Medium because weak password policy alone does not cause a breach, but it makes brute-force and credential stuffing attacks dramatically more effective when combined with any other failure.
Enforce password requirements in the API route, not just the React component. Run validation before hashing so invalid passwords never touch the database:
function validatePassword(password: string): string | null {
if (password.length < 12) return 'Password must be at least 12 characters'
if (!/[A-Z]/.test(password)) return 'Must include an uppercase letter'
if (!/[0-9]/.test(password)) return 'Must include a number'
return null
}
export async function POST(request: Request) {
const { email, password } = await request.json()
const err = validatePassword(password)
if (err) return Response.json({ error: err }, { status: 400 })
// proceed to hash and create user
}
For Supabase Auth, configure minimum password length in the Supabase Dashboard under Auth > Settings > Password Requirements — Supabase enforces this server-side. Consider adding zxcvbn for entropy-based strength estimation alongside rule-based checks.
ID: saas-authentication.password-credential.password-strength-enforced
Severity: medium
What to look for: Find the registration and password change handlers. Check if password validation is applied server-side (not just client-side) before hashing. Look for minimum length enforcement (ideally 12+ characters), and any complexity rules. Also check if the password is checked against common password lists (e.g., zxcvbn library integration). Count every password validation rule enforced by the application (minimum length, character requirements, breach database check, etc.) and enumerate each.

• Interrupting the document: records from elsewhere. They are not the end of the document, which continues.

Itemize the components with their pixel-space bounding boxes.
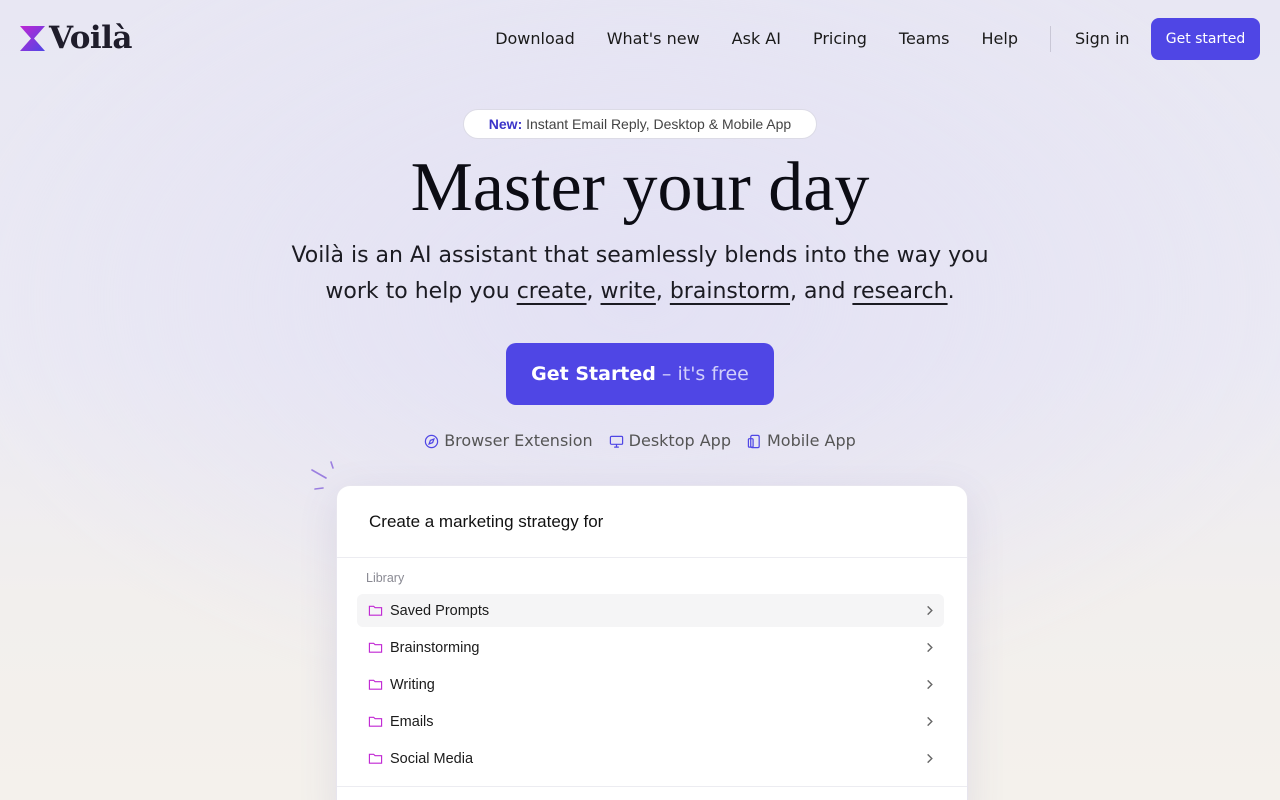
cta-sub-label: – it's free [655,363,749,385]
prompt-input[interactable]: Create a marketing strategy for [337,486,967,558]
library-item-label: Saved Prompts [390,602,490,619]
get-started-button[interactable]: Get started [1151,18,1260,60]
library-item-emails[interactable]: Emails [357,705,944,738]
create-link[interactable]: create [517,279,587,304]
get-started-free-button[interactable]: Get Started – it's free [506,343,774,405]
nav-link-teams[interactable]: Teams [883,28,966,50]
desktop-app-link[interactable]: Desktop App [609,430,731,452]
nav-link-help[interactable]: Help [966,28,1034,50]
platform-label: Desktop App [628,431,731,450]
nav-link-pricing[interactable]: Pricing [797,28,883,50]
sparkle-decoration-icon [311,461,334,490]
voila-logo-icon [20,25,45,51]
library-item-label: Brainstorming [390,639,480,656]
card-divider [337,786,967,787]
pill-text: Instant Email Reply, Desktop & Mobile Ap… [526,116,792,132]
top-nav: Voilà Download What's new Ask AI Pricing… [0,0,1280,78]
subtitle-comma: , [586,279,601,304]
announcement-pill[interactable]: New: Instant Email Reply, Desktop & Mobi… [463,109,817,139]
compass-icon [424,434,439,448]
subtitle-period: . [947,279,955,304]
folder-icon [368,605,383,616]
nav-link-download[interactable]: Download [479,28,591,50]
cta-main-label: Get Started [531,363,656,385]
browser-extension-link[interactable]: Browser Extension [424,430,593,452]
research-link[interactable]: research [852,279,947,304]
library-item-label: Emails [390,713,434,730]
platform-links: Browser Extension Desktop App Mobile App [0,430,1280,452]
library-item-social-media[interactable]: Social Media [357,742,944,775]
subtitle-comma: , [655,279,670,304]
library-item-saved-prompts[interactable]: Saved Prompts [357,594,944,627]
library-item-label: Social Media [390,750,474,767]
brand-name: Voilà [49,20,133,56]
library-list: Saved Prompts Brainstorming Writing Emai… [357,594,944,779]
chevron-right-icon [927,716,933,727]
chevron-right-icon [927,605,933,616]
chevron-right-icon [927,753,933,764]
subtitle-and: , and [790,279,853,304]
prompt-card: Create a marketing strategy for Library … [336,485,968,800]
monitor-icon [609,435,623,448]
folder-icon [368,753,383,764]
library-label: Library [366,571,405,585]
folder-icon [368,679,383,690]
nav-link-whats-new[interactable]: What's new [591,28,716,50]
library-item-brainstorming[interactable]: Brainstorming [357,631,944,664]
page-title: Master your day [410,149,870,226]
logo[interactable]: Voilà [20,20,133,56]
nav-divider [1050,26,1051,52]
platform-label: Browser Extension [444,431,593,450]
chevron-right-icon [927,642,933,653]
subtitle-pre: work to help you [325,279,517,304]
library-item-writing[interactable]: Writing [357,668,944,701]
mobile-app-link[interactable]: Mobile App [747,430,856,452]
hero-subtitle: Voilà is an AI assistant that seamlessly… [260,238,1020,310]
write-link[interactable]: write [601,279,656,304]
nav-links: Download What's new Ask AI Pricing Teams… [479,28,1034,50]
mobile-icon [747,434,760,448]
sign-in-link[interactable]: Sign in [1075,28,1130,50]
platform-label: Mobile App [766,431,856,450]
nav-link-ask-ai[interactable]: Ask AI [716,28,797,50]
chevron-right-icon [927,679,933,690]
folder-icon [368,642,383,653]
folder-icon [368,716,383,727]
subtitle-line-1: Voilà is an AI assistant that seamlessly… [291,243,989,268]
pill-new-label: New: [488,116,523,132]
library-item-label: Writing [390,676,435,693]
brainstorm-link[interactable]: brainstorm [670,279,790,304]
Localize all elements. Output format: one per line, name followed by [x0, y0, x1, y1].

Pass criteria: Password length minimum is enforced server-side (at least 8 characters, preferably 12). Validation runs before hashing and returns a clear error if requirements aren't met. Client-side validation may exist as UX, but server-side is the authoritative check. For Supabase Auth: password strength policies configured in the Supabase Dashboard (Auth > Settings > Password Requirements) are enforced server-side by Supabase and satisfy this check. If the project uses Supabase Auth and has no custom password validation code, mark as PASS with detail noting that enforcement is via Supabase dashboard configuration (not verifiable from code alone — this is an accepted limitation). Report even on pass: "X password validation rules enforced. Minimum length: Y characters. Breach database check: Z."
Fail criteria: No server-side password strength validation — any password including single-character passwords is accepted. Or validation exists only on the client (in browser JS) which can be trivially bypassed by calling the API directly.

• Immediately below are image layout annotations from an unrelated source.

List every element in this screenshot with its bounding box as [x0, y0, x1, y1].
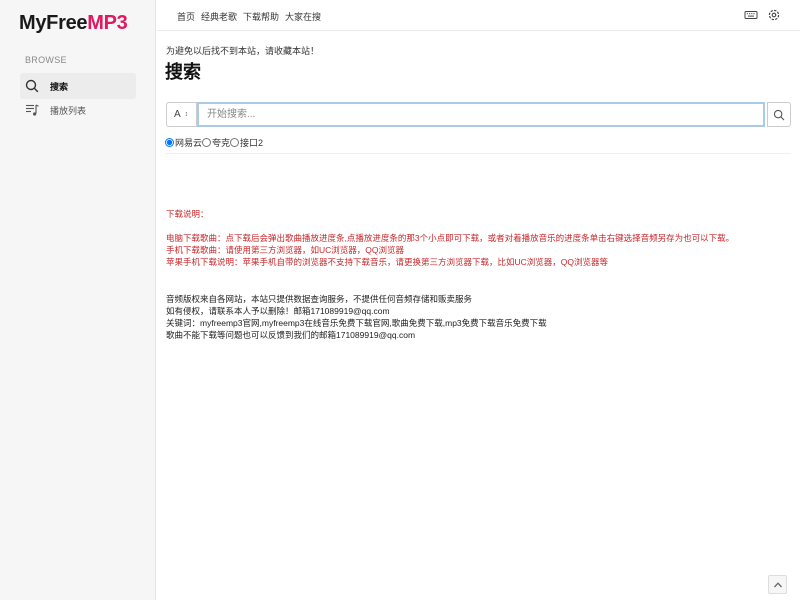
info-line: 关键词：myfreemp3官网,myfreemp3在线音乐免费下载官网,歌曲免费… [166, 318, 547, 328]
source-option-api2[interactable]: 接口2 [230, 136, 263, 149]
nav-link-trending-searches[interactable]: 大家在搜 [285, 10, 321, 23]
search-button[interactable] [767, 102, 791, 127]
search-type-select[interactable]: A ↕ [166, 102, 197, 127]
source-label: 网易云 [175, 138, 203, 148]
sidebar: MyFreeMP3 BROWSE 搜索 播放列表 [0, 0, 156, 600]
keyboard-icon[interactable] [744, 8, 758, 22]
top-nav-links: 首页 经典老歌 下载帮助 大家在搜 [177, 10, 321, 23]
sort-caret-icon: ↕ [184, 111, 189, 118]
help-line: 手机下载歌曲：请使用第三方浏览器，如UC浏览器，QQ浏览器 [166, 245, 405, 255]
search-icon [25, 79, 39, 93]
source-radio-quark[interactable] [202, 138, 212, 147]
logo-text-accent: MP3 [87, 12, 128, 34]
source-selector: 网易云 夸克 接口2 [165, 136, 791, 154]
playlist-icon [25, 103, 39, 117]
bookmark-notice: 为避免以后找不到本站，请收藏本站！ [166, 46, 320, 56]
search-icon [773, 109, 785, 121]
source-option-netease[interactable]: 网易云 [165, 136, 202, 149]
source-label: 夸克 [212, 138, 231, 148]
download-help: 下载说明： 电脑下载歌曲：点下载后会弹出歌曲播放进度条,点播放进度条的那3个小点… [166, 208, 734, 268]
logo-text-primary: MyFree [19, 12, 88, 34]
sidebar-item-playlist[interactable]: 播放列表 [20, 97, 136, 123]
sidebar-section-label: BROWSE [25, 55, 67, 65]
gear-icon[interactable] [767, 8, 781, 22]
source-radio-api2[interactable] [230, 138, 240, 147]
search-type-value: A [174, 109, 181, 120]
help-line: 电脑下载歌曲：点下载后会弹出歌曲播放进度条,点播放进度条的那3个小点即可下载，或… [166, 233, 735, 243]
site-logo[interactable]: MyFreeMP3 [19, 12, 128, 35]
search-bar: A ↕ [166, 102, 791, 127]
sidebar-item-label: 搜索 [50, 81, 69, 92]
nav-link-classic-songs[interactable]: 经典老歌 [201, 10, 237, 23]
search-input[interactable] [197, 102, 765, 127]
page-title: 搜索 [165, 62, 201, 82]
chevron-up-icon [773, 580, 783, 590]
help-line: 苹果手机下载说明：苹果手机自带的浏览器不支持下载音乐，请更换第三方浏览器下载，比… [166, 257, 609, 267]
source-label: 接口2 [240, 138, 264, 148]
nav-link-download-help[interactable]: 下载帮助 [243, 10, 279, 23]
source-radio-netease[interactable] [165, 138, 174, 147]
nav-link-home[interactable]: 首页 [177, 10, 195, 23]
info-line: 如有侵权，请联系本人予以删除！邮箱171089919@qq.com [166, 306, 390, 316]
info-line: 音频版权来自各网站，本站只提供数据查询服务，不提供任何音频存储和贩卖服务 [166, 294, 473, 304]
info-line: 歌曲不能下载等问题也可以反馈到我们的邮箱171089919@qq.com [166, 330, 416, 340]
sidebar-item-label: 播放列表 [50, 105, 87, 116]
source-option-quark[interactable]: 夸克 [202, 136, 230, 149]
top-navbar: 首页 经典老歌 下载帮助 大家在搜 [157, 0, 800, 31]
site-info: 音频版权来自各网站，本站只提供数据查询服务，不提供任何音频存储和贩卖服务 如有侵… [166, 293, 547, 341]
back-to-top-button[interactable] [768, 575, 787, 594]
sidebar-item-search[interactable]: 搜索 [20, 73, 136, 99]
help-heading: 下载说明： [166, 209, 209, 219]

Skip (N/A) when: No local password authentication. Signal: OAuth-only or managed provider.
Cross-reference: The password-hashing-modern check verifies the storage mechanism that makes a strong password policy worthwhile.
Detail on fail: "Registration endpoint at /api/auth/register does not validate password length or strength — accepts single-character passwords" or "Password strength check exists only in the React component, not in the API route — API accepts any password".
Remediation: Server-side password validation is non-negotiable — anyone can call your API directly, bypassing your frontend:
function validatePassword(password: string): string | null {
if (password.length < 12) return 'Password must be at least 12 characters'
if (!/[A-Z]/.test(password)) return 'Password must include an uppercase letter'
if (!/[0-9]/.test(password)) return 'Password must include a number'
return null // null = valid
}
export async function POST(request: Request) {
const { email, password } = await request.json()
const passwordError = validatePassword(password)
if (passwordError) return Response.json({ error: passwordError }, { status: 400 })
// ... proceed with registration
}
Consider integrating the zxcvbn library for smarter strength estimation beyond simple rules.